- Born: Thomas Sherlock Hodgson June 5, 1924 Toronto, Ontario
- Died: February 27, 2006 (aged 81) Peterborough, Ontario
- Education: Central Technical School (1939–1943) Ontario College of Art (1945–1946)
- Known for: Painter
- Movement: Painters Eleven
- Spouse(s): Wilma Stein ​(m. 1947⁠–⁠1968)​ Catherine Good ​(m. 1978)​
- Allegiance: Canada
- Branch: Royal Canadian Air Force
- Service years: 1943-45
- Conflicts: World War II

= Tom Hodgson =

Canadian sprint canoer & painter (1924–2006)

Thomas Hodgson (June 5, 1924 – February 27, 2006) was a Canadian sprint canoer who gained his first Canadian title in 1941 and competed in the 1950s, and also one of the acclaimed Canadian artists known as Painters Eleven.

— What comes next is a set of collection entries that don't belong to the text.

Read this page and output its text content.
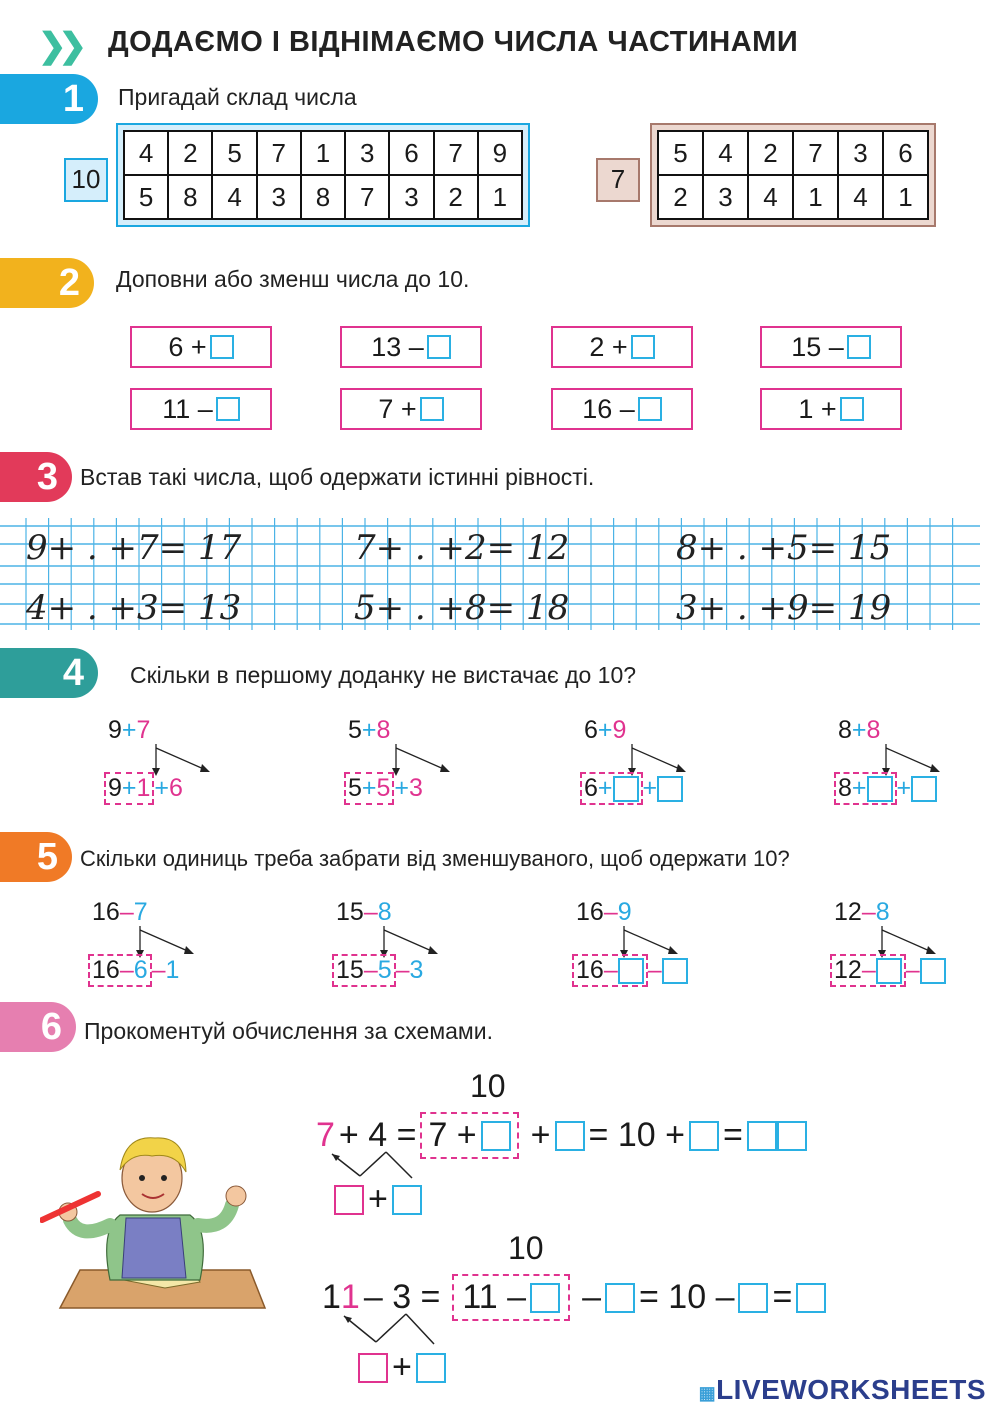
❯❯ ДОДАЄМО І ВІДНІМАЄМО ЧИСЛА ЧАСТИНАМИ
1	Пригадай склад числа
2	Доповни або зменш числа до 10.
3 Встав такі числа, щоб одержати істинні рівності.
4	Скільки в першому доданку не вистачає до 10?
5	Скільки одиниць треба забрати від зменшуваного, щоб одержати 10?
6 Прокоментуй обчислення за схемами.
10
4	2	5	7	1	3	6	7	9
5	8	4	3	8	7	3	2	1
7
5	4	2	7	3	6
2	3	4	1	4	1
6 +	13 –	2 +	15 –
11 –	7 +	16 –	1 +
9+ . +7= 17	7+ . +2= 12	8+ . +5= 15
4+ . +3= 13	5+ . +8= 18	3+ . +9= 19
9+7
9 + 1 + 6
5+8
5 + 5 + 3
6+9
6 + +
8+8
8 + +
16–7
16 – 6 – 1
15–8
15 – 5 – 3
16–9
16 – –
12–8
12 – –
10
7 + 4 = 7 + + = 10 + =
+
10
1 1 – 3 = 11 – – = 10 – =
+
▦LIVEWORKSHEETS
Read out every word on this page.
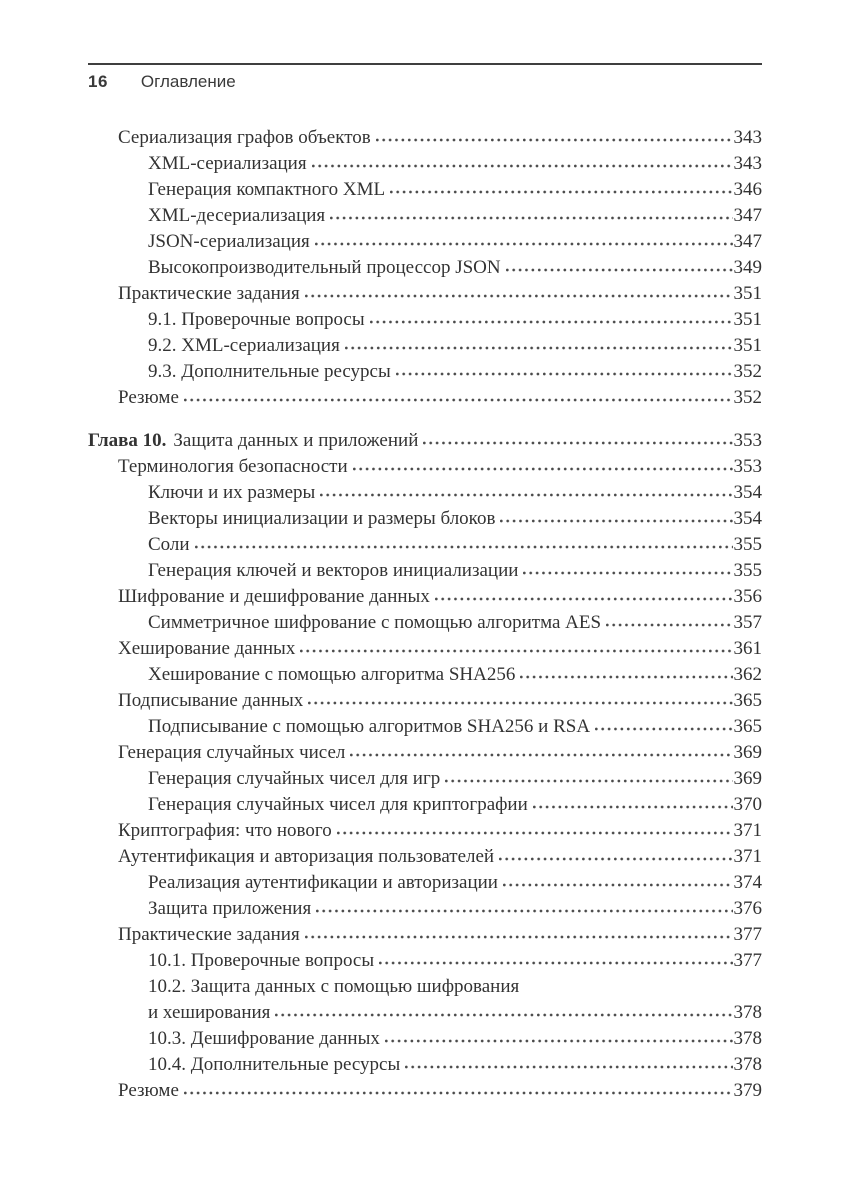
16 Оглавление
Сериализация графов объектов	343
XML-сериализация	343
Генерация компактного XML	346
XML-десериализация	347
JSON-сериализация	347
Высокопроизводительный процессор JSON	349
Практические задания	351
9.1. Проверочные вопросы	351
9.2. XML-сериализация	351
9.3. Дополнительные ресурсы	352
Резюме	352
Глава 10. Защита данных и приложений	353
Терминология безопасности	353
Ключи и их размеры	354
Векторы инициализации и размеры блоков	354
Соли	355
Генерация ключей и векторов инициализации	355
Шифрование и дешифрование данных	356
Симметричное шифрование с помощью алгоритма AES	357
Хеширование данных	361
Хеширование с помощью алгоритма SHA256	362
Подписывание данных	365
Подписывание с помощью алгоритмов SHA256 и RSA	365
Генерация случайных чисел	369
Генерация случайных чисел для игр	369
Генерация случайных чисел для криптографии	370
Криптография: что нового	371
Аутентификация и авторизация пользователей	371
Реализация аутентификации и авторизации	374
Защита приложения	376
Практические задания	377
10.1. Проверочные вопросы	377
10.2. Защита данных с помощью шифрования
и хеширования	378
10.3. Дешифрование данных	378
10.4. Дополнительные ресурсы	378
Резюме	379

Competing in two Summer Olympics, he earned his best finish of eighth in the C-2 1000 m event at Helsinki in 1952.

==Career==
Hodgson grew up on Toronto's Centre Island and started painting as a child. He attended Central Technical High School in Toronto, then in 1943 began to serve in the Royal Canadian Air Force during World War II. Discharged in 1945, he attended the Ontario College of Art.

Hodgson began working in advertising from 1948 to 1967 but at the same time, experimented as an artist, making watercolours and joining art societies such as the Ontario Society of Artists, the Royal Canadian Academy of Arts, the Canadian Group of Painters and the Canadian Society of Painters in Water Colour. By the early 1950s, he was experimenting with abstraction, and was invited to join Painters Eleven.

From 1968 to 1973, he taught at the Ontario College of Art. Afterwards, he taught at Art Space in Toronto.

A native of Toronto, he died in Peterborough of Alzheimer's disease on February 27, 2006.

==Work==
His work is characterized by a large format, in bold colours and strokes of paint. One critic calls him the consummate gestural painter of the Eleven, gutsy and aggressive but finally, lyrical. He thought of abstraction as abstracting a feeling or memory of something rather than a record of nature.